Well, this is the sole purpose of the 'virtual' keyword. It means 'activate
dynamic binding'.

Mar 23 '07 #2

P: n/a
On Mar 23, 8:12 am, Rolf Magnus <ramag...@t-online.dewrote:
wizwx wrote:
However, if I remove the keyword "virtual" in the class
ApplicationFramework and provide a definition for customize1 and
customize2, then the customize1 and customize2 in the class
ApplicationFramework are called, instead of the ones defined in the
class MyApp.

Yes.
It seems that dynamic binding must come to play at some point. But I
don't see why this is so. Can anyone give me some helpful insight?

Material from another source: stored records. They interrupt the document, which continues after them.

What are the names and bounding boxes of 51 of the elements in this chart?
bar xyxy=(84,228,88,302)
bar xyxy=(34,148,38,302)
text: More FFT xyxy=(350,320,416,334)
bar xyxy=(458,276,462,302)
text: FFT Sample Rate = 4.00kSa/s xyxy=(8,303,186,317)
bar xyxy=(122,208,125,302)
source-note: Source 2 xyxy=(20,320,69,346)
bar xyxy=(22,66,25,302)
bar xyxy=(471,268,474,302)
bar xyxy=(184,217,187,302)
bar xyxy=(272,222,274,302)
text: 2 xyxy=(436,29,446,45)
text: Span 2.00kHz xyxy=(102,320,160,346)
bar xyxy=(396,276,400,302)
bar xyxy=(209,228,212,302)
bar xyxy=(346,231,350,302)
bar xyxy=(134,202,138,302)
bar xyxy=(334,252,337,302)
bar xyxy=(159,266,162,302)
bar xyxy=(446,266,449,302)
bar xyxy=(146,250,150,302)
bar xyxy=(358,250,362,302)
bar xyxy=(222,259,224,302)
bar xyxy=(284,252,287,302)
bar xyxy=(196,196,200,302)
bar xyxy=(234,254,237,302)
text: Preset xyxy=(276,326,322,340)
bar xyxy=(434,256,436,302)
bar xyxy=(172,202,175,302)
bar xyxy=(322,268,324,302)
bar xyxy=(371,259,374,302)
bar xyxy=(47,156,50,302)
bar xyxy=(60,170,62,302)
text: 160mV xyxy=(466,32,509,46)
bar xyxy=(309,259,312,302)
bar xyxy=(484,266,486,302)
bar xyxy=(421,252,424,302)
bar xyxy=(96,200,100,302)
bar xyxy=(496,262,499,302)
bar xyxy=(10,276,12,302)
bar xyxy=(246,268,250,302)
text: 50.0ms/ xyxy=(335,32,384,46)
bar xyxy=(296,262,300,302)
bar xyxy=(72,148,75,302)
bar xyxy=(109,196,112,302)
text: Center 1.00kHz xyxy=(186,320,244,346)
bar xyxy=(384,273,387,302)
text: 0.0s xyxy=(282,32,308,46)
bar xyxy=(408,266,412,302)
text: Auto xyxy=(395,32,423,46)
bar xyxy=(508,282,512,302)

Well, this is the sole purpose of the 'virtual' keyword. It means 'activate
dynamic binding'.
Can you explain more on this? Well I agree that virtual keyword
enables dynamic binding. The typical use of virtual function is that
you call it through a base pointer/reference that actually refers to
the derived class. But in this example I don't see any pointer or
reference, that's why it confuses me.

Mar 23 '07 #3

P: n/a
On 23 Mar, 14:32, "wizwx" <wiz...@gmail.comwrote:
On Mar 23, 8:12 am, Rolf Magnus <ramag...@t-online.dewrote:
wizwx wrote:
However, if I remove the keyword "virtual" in the class
ApplicationFramework and provide a definition for customize1 and
customize2, then the customize1 and customize2 in the class
ApplicationFramework are called, instead of the ones defined in the
class MyApp.
Yes.
It seems that dynamic binding must come to play at some point. But I
don't see why this is so. Can anyone give me some helpful insight?
Well, this is the sole purpose of the 'virtual' keyword. It means 'activate
dynamic binding'.

Can you explain more on this? Well I agree that virtual keyword
enables dynamic binding. The typical use of virtual function is that
you call it through a base pointer/reference that actually refers to
the derived class. But in this example I don't see any pointer or
reference, that's why it confuses me.
It's because templateMethod() is declared in ApplicationFramework, if
the methods are not virtual it will call those functions local to the
class, but since you declared them virtual it has to take a look at
the vtable to find the method to call.

--
Erik Wikström

Mar 23 '07 #4

P: n/a
wizwx wrote:
On Mar 23, 8:12 am, Rolf Magnus <ramag...@t-online.dewrote:
>wizwx wrote:
>>However, if I remove the keyword "virtual" in the class
ApplicationFramework and provide a definition for customize1 and
customize2, then the customize1 and customize2 in the class
ApplicationFramework are called, instead of the ones defined in the
class MyApp.
Yes.
>>It seems that dynamic binding must come to play at some point. But I
don't see why this is so. Can anyone give me some helpful insight?
Well, this is the sole purpose of the 'virtual' keyword. It means 'activate
dynamic binding'.

Can you explain more on this? Well I agree that virtual keyword
enables dynamic binding. The typical use of virtual function is that
you call it through a base pointer/reference that actually refers to
the derived class. But in this example I don't see any pointer or
reference, that's why it confuses me.
When you remove virtual, the compiler uses static resolution (binding).
You are confusing pointer with dynamic binding. pointer use in
polymorphic code is a facility not a cause.

Fei
Mar 23 '07 #5

This discussion thread is closed

Replies have been disabled for this discussion.